Biden's problem is the opposite: He doesn't take all of the oxygen in the room. He doesn't have to do that by destroying the Constitution. He could do it by showing people what he's actually doing, but his skittish nature in personally addressing the public or sending his surrogates out to the television shows or to "the sticks" in front of the West Wing, has left an unfulfilled demand for news. Since nature abhors a vacuum, there's plenty of room left for Donald Trump and his addled acolytes to preach their poison.

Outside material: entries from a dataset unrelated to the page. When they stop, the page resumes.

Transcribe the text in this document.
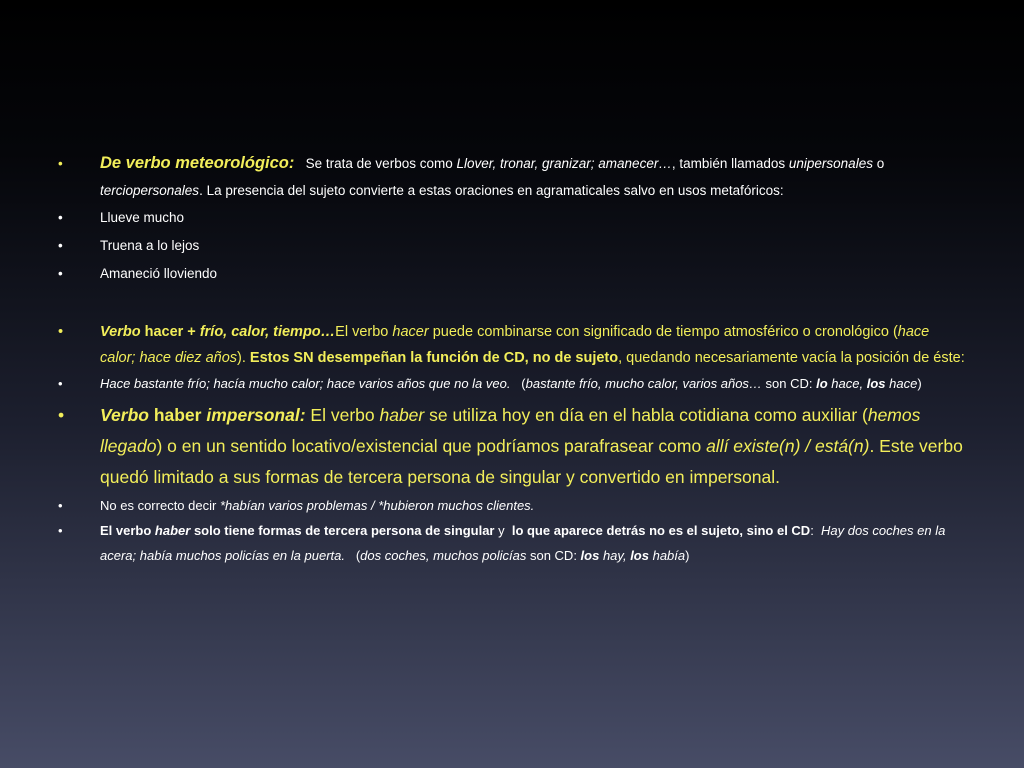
• De verbo meteorológico: Se trata de verbos como Llover, tronar, granizar; amanecer…, también llamados unipersonales o terciopersonales. La presencia del sujeto convierte a estas oraciones en agramaticales salvo en usos metafóricos:
•	Llueve mucho
•	Truena a lo lejos
•	Amaneció lloviendo
•	Verbo hacer + frío, calor, tiempo…El verbo hacer puede combinarse con significado de tiempo atmosférico o cronológico (hace calor; hace diez años). Estos SN desempeñan la función de CD, no de sujeto, quedando necesariamente vacía la posición de éste:
•	Hace bastante frío; hacía mucho calor; hace varios años que no la veo.   (bastante frío, mucho calor, varios años… son CD: lo hace, los hace)
• Verbo haber impersonal: El verbo haber se utiliza hoy en día en el habla cotidiana como auxiliar (hemos llegado) o en un sentido locativo/existencial que podríamos parafrasear como allí existe(n) / está(n). Este verbo quedó limitado a sus formas de tercera persona de singular y convertido en impersonal.
•	No es correcto decir *habían varios problemas / *hubieron muchos clientes.
•	El verbo haber solo tiene formas de tercera persona de singular y  lo que aparece detrás no es el sujeto, sino el CD:  Hay dos coches en la acera; había muchos policías en la puerta.   (dos coches, muchos policías son CD: los hay, los había)
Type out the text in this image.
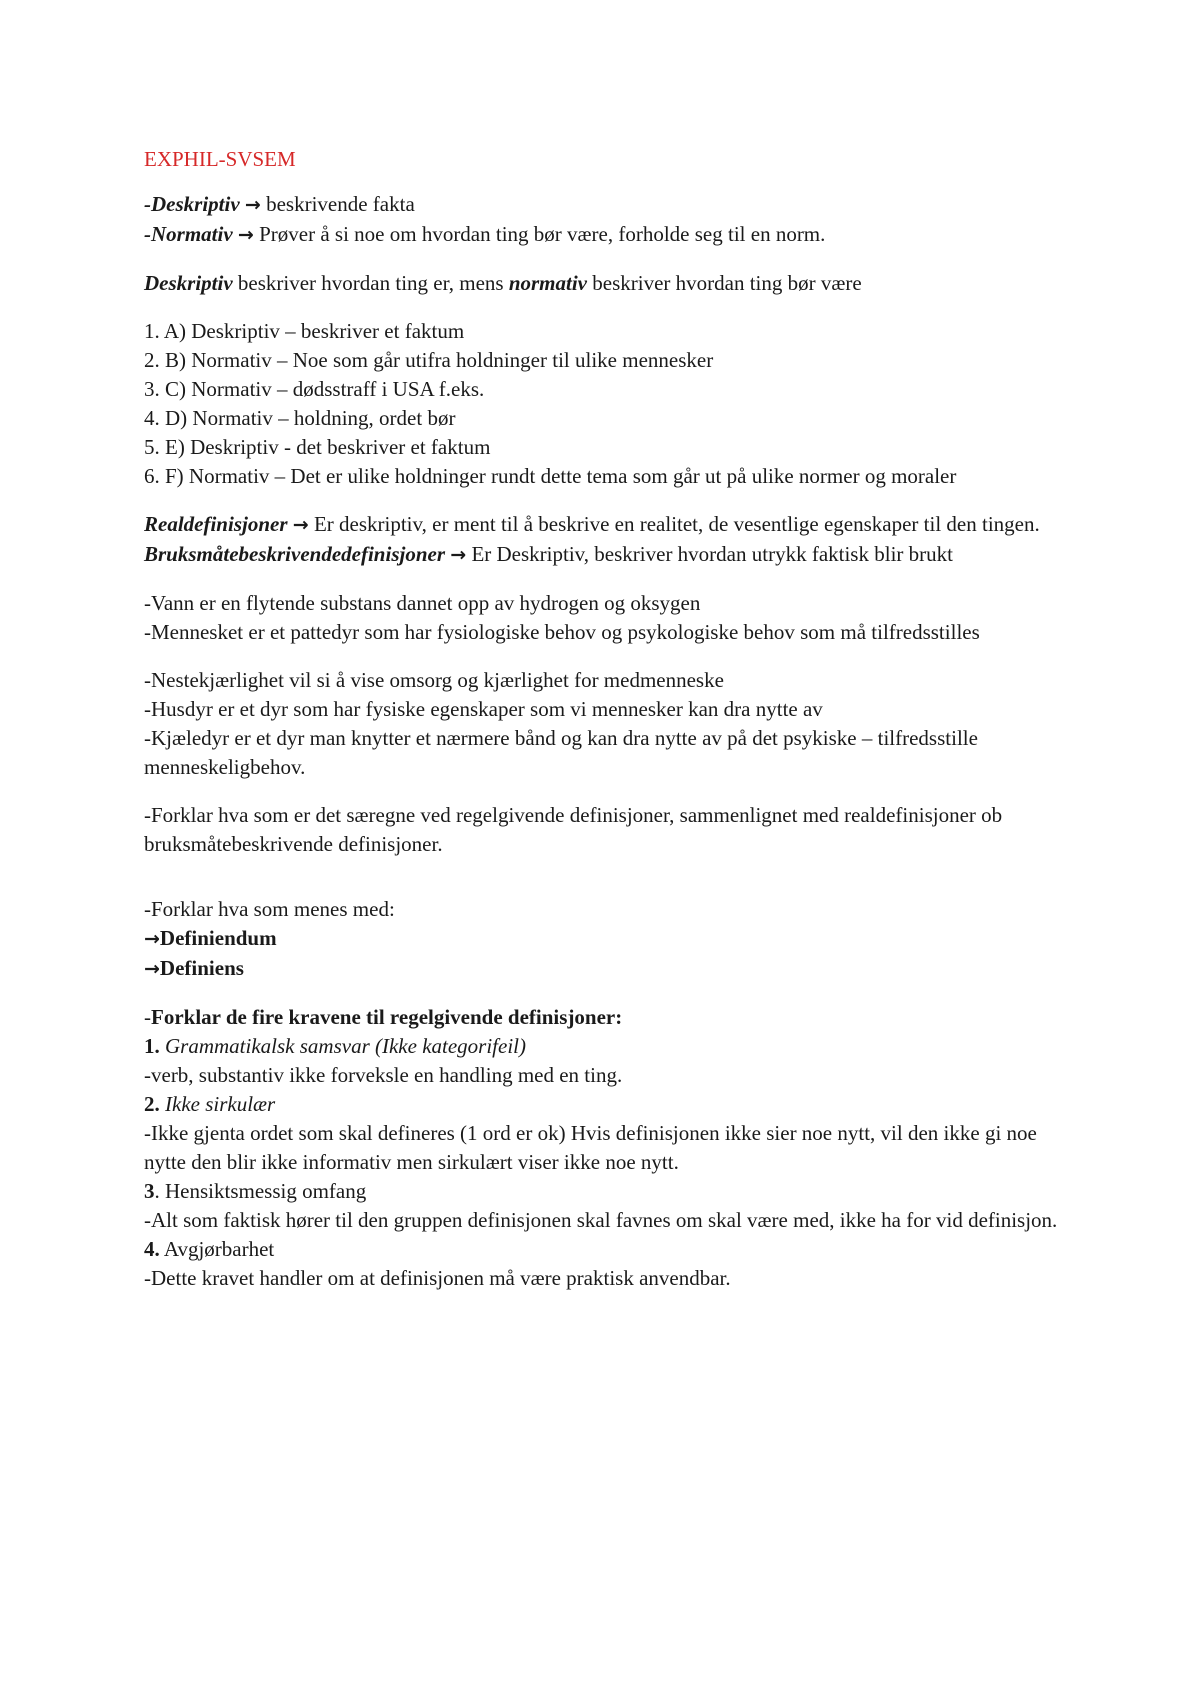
EXPHIL-SVSEM
-Deskriptiv → beskrivende fakta
-Normativ → Prøver å si noe om hvordan ting bør være, forholde seg til en norm.
Deskriptiv beskriver hvordan ting er, mens normativ beskriver hvordan ting bør være
1. A) Deskriptiv – beskriver et faktum
2. B) Normativ – Noe som går utifra holdninger til ulike mennesker
3. C) Normativ – dødsstraff i USA f.eks.
4. D) Normativ – holdning, ordet bør
5. E) Deskriptiv - det beskriver et faktum
6. F) Normativ – Det er ulike holdninger rundt dette tema som går ut på ulike normer og moraler
Realdefinisjoner → Er deskriptiv, er ment til å beskrive en realitet, de vesentlige egenskaper til den tingen.
Bruksmåtebeskrivendedefinisjoner → Er Deskriptiv, beskriver hvordan utrykk faktisk blir brukt
-Vann er en flytende substans dannet opp av hydrogen og oksygen
-Mennesket er et pattedyr som har fysiologiske behov og psykologiske behov som må tilfredsstilles
-Nestekjærlighet vil si å vise omsorg og kjærlighet for medmenneske
-Husdyr er et dyr som har fysiske egenskaper som vi mennesker kan dra nytte av
-Kjæledyr er et dyr man knytter et nærmere bånd og kan dra nytte av på det psykiske – tilfredsstille menneskeligbehov.
-Forklar hva som er det særegne ved regelgivende definisjoner, sammenlignet med realdefinisjoner ob bruksmåtebeskrivende definisjoner.
-Forklar hva som menes med:
→Definiendum
→Definiens
-Forklar de fire kravene til regelgivende definisjoner:
1. Grammatikalsk samsvar (Ikke kategorifeil)
-verb, substantiv ikke forveksle en handling med en ting.
2. Ikke sirkulær
-Ikke gjenta ordet som skal defineres (1 ord er ok) Hvis definisjonen ikke sier noe nytt, vil den ikke gi noe nytte den blir ikke informativ men sirkulært viser ikke noe nytt.
3. Hensiktsmessig omfang
-Alt som faktisk hører til den gruppen definisjonen skal favnes om skal være med, ikke ha for vid definisjon.
4. Avgjørbarhet
-Dette kravet handler om at definisjonen må være praktisk anvendbar.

There are some on Biden's staff who believe reporters like Trump more than they like Biden. But many who are at the White House today didn't even cover Trump, and those of us who did are in no way pining for the return of a man who kept us up late every day, having to rewrite stories at the last minute because he had just said something outrageously mean, stupid or dangerous. Most of us spent those years drinking coffee by the gallon and sweating in cheap suits so much that the White House press offices smelled like chicken noodle soup. With Trump's departure, death threats against us abated. I haven't had to sue Biden to keep my press pass and life has returned to a boringly numb routine during press briefings.
But there is continued animosity against Biden. He hasn't had a press conference in a year and has limited interaction with the press. I asked again about that on Tuesday and was told by Psaki that if Biden were to have a press conference I would know and I'd be invited.
What do I say to that? Thanks?
We didn't come to Washington to cover a press secretary. We're here to cover the president. Most of the animosity against Biden among the press would ebb away should he decide to engage in a news conference or send his people out more frequently to fill up the news shows.
Senior staffers think it's just the press, "and not the American people," who want more interaction. But ratings and polling show otherwise. The electorate needs to be constantly informed. Repetition, as Trump showed, has a strategic benefit.
After the missed opportunity with the mayors on Tuesday, I'm beginning to wonder if anyone in this administration understands this.